The millimeter wave radar sensor adopts a linear frequency modulation triangular wave system and is used for realizing the remote measurement from the barrier to the unmanned aerial vehicle; the millimeter wave radar sensor includes: an antenna module for forming transmitting and receiving beams required for radar detection; transmitting signals to the space region in each direction, and receiving the scattering echo signals of the obstacles in the space region; the radio frequency front-end module is used for realizing the transmission and receiving processing of signals according to the application scene and the functional requirements of the obstacle avoidance millimeter wave radar of the unmanned aerial vehicle; and the baseband processing module is used for controlling the emission modulation waveform, signal acquisition and signal processing work, analyzing the relative distance, the relative speed and the azimuth angle of the front target obstacle and sending the analyzed result to the main controller, so that the data acquisition and transmission work of the millimeter wave radar sensor on the target obstacle is completed. And the millimeter wave radar sensor is used for ranging within the range of 1-50 m.

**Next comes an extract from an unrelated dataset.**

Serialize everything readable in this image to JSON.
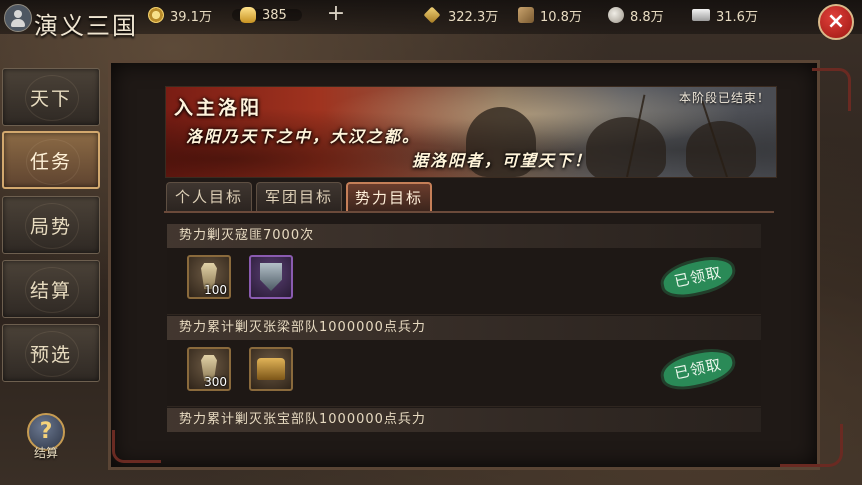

The ultrasonic radar sensor is used for realizing the close range measurement from the obstacle to the unmanned aerial vehicle, and the ultrasonic radar sensor is used for ranging within the range of 0-10 meters;
a binocular vision sensor measuring the size and shape of the obstacle;
the main controller is used for controlling the unmanned aerial vehicle to complete obstacle avoidance action by analyzing the data obtained by each sensor;
the main controller is respectively connected with the radar height sensor, the GPS/Beidou positioning sensor, the AHRS module, the millimeter wave radar sensor, the ultrasonic radar sensor and the binocular vision sensor.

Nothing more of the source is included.